Cicero lifted an eyebrow. “How do you know that?”
“It wasn’t hard to figure out,” I said. “Compassion. It’s your fatal flaw.”
“Sexual misconduct,” he said.
“What?” I asked.
“I lost my license for sexual misconduct with a patient.”
“You’re joking,” I said.
“Sarah,” he reproved me, “why on earth would I make a joke about something like that?”
Chastised, I took refuge in my coffee once again. I drank, then spoke more carefully. “But it was a misunderstanding, right?” I said. “A false accusation?”
“No,” Cicero said. “It was sexual misconduct, period.”
I wanted to say, That’s not possible.
“She came into the ER one night on a suicide attempt,” Cicero said. “She was tiny, barely five feet tall, with waist-length blond hair. I could see that the suicide attempt was ambivalent. She’d cut her wrists, but only shallowly. I got her admitted to the crisis unit, and during the process, she told me her story.

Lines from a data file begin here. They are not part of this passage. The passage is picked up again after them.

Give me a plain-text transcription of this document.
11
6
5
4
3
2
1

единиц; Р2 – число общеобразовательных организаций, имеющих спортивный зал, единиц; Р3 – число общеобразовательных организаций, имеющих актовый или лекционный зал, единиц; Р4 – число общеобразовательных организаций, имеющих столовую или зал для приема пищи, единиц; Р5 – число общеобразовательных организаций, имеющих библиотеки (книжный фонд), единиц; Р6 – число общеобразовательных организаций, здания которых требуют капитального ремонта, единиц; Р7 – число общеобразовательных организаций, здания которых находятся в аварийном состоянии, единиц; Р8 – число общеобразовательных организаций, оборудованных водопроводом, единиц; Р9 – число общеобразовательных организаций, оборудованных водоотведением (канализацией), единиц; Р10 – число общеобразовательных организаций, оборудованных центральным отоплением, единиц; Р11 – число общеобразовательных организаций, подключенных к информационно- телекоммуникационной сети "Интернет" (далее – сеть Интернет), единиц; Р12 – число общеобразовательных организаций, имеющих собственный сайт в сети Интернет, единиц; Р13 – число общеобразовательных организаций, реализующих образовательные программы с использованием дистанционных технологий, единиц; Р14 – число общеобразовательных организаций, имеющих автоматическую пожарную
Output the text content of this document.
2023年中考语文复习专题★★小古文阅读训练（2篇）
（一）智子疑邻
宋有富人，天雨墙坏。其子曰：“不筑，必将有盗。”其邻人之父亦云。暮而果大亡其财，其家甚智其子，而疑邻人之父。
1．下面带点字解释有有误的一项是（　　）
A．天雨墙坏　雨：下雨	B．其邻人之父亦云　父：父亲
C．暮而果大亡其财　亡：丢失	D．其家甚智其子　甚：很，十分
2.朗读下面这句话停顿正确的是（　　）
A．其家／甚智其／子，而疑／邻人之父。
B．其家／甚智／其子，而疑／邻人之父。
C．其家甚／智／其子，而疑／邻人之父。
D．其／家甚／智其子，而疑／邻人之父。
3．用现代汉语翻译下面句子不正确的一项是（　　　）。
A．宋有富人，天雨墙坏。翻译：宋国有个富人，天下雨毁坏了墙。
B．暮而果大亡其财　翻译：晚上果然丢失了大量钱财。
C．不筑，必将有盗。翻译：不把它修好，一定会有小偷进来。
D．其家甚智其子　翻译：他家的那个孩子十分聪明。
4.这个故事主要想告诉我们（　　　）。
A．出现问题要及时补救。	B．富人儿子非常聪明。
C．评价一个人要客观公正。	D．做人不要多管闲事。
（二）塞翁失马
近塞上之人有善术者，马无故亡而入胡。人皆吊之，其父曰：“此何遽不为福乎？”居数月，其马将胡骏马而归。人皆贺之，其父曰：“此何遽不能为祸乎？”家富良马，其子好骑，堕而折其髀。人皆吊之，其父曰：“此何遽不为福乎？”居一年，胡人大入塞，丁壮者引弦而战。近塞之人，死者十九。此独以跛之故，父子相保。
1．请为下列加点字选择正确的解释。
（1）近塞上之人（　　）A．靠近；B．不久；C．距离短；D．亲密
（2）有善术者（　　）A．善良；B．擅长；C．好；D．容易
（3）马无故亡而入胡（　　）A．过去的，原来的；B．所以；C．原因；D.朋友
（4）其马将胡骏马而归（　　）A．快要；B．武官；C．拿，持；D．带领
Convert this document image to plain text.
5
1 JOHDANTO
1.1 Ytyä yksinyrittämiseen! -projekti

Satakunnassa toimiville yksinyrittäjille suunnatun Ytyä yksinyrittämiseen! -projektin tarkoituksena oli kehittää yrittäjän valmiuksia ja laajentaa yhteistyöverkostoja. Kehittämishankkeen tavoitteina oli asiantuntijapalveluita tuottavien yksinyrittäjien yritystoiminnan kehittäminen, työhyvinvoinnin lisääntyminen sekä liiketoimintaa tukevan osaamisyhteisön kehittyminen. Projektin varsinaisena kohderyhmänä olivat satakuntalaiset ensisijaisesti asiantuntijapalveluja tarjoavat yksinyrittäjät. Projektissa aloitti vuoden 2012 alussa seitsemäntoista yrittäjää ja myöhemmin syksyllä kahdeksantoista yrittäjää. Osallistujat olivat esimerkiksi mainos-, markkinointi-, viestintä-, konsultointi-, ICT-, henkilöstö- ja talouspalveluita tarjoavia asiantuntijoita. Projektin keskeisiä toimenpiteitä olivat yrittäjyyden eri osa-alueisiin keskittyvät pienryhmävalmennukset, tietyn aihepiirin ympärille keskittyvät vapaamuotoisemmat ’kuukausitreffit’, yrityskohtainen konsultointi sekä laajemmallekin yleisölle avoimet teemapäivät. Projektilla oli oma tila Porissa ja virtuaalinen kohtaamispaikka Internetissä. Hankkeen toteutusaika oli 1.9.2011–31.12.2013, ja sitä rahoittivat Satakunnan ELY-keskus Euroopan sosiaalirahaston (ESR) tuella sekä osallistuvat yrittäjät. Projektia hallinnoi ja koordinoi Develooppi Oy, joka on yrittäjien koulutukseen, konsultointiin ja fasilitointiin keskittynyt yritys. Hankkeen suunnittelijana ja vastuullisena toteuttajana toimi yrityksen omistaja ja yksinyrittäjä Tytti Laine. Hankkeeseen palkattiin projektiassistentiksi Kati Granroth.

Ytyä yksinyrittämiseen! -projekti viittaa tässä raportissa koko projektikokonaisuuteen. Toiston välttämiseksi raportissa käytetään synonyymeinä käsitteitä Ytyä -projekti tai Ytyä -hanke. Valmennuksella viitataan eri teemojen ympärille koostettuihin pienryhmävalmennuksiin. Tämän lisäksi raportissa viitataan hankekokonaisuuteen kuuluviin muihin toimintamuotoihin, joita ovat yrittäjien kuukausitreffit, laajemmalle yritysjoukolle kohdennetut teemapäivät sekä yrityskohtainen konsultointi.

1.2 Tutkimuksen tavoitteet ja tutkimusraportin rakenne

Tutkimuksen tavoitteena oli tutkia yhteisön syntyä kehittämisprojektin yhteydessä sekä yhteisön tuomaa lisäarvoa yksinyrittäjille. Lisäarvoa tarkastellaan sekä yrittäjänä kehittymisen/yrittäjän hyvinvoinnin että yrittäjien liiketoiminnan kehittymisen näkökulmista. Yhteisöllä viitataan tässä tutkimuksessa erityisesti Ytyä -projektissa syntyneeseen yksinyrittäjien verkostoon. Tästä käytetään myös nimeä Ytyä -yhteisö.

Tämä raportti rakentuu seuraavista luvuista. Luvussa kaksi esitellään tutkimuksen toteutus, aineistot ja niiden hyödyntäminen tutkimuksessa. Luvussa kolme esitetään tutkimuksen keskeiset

“She was British, had come to New York at 16 to study ballet. There was a rift in her family: her mother was dead, and she didn’t talk much anymore to her father and sister. She’d wanted to start a new life in the States, but things didn’t go well. She’d started to struggle with her weight, which meant anorexia and amphetamines, and then alcohol and downers to cope with all the stress. She had a series of boyfriends, none of whom treated her well, and when her career evaporated, she’d married the worst of them, a man with a more serious drug problem than she had. She had two babies in quick succession, and quit drugs for her children’s sake, but her husband never did, nor was he faithful. One day she woke up and realized she was trapped in a strange city and a loveless marriage, with two small children and no viable skills. That was when she decided her kids would be better off without her.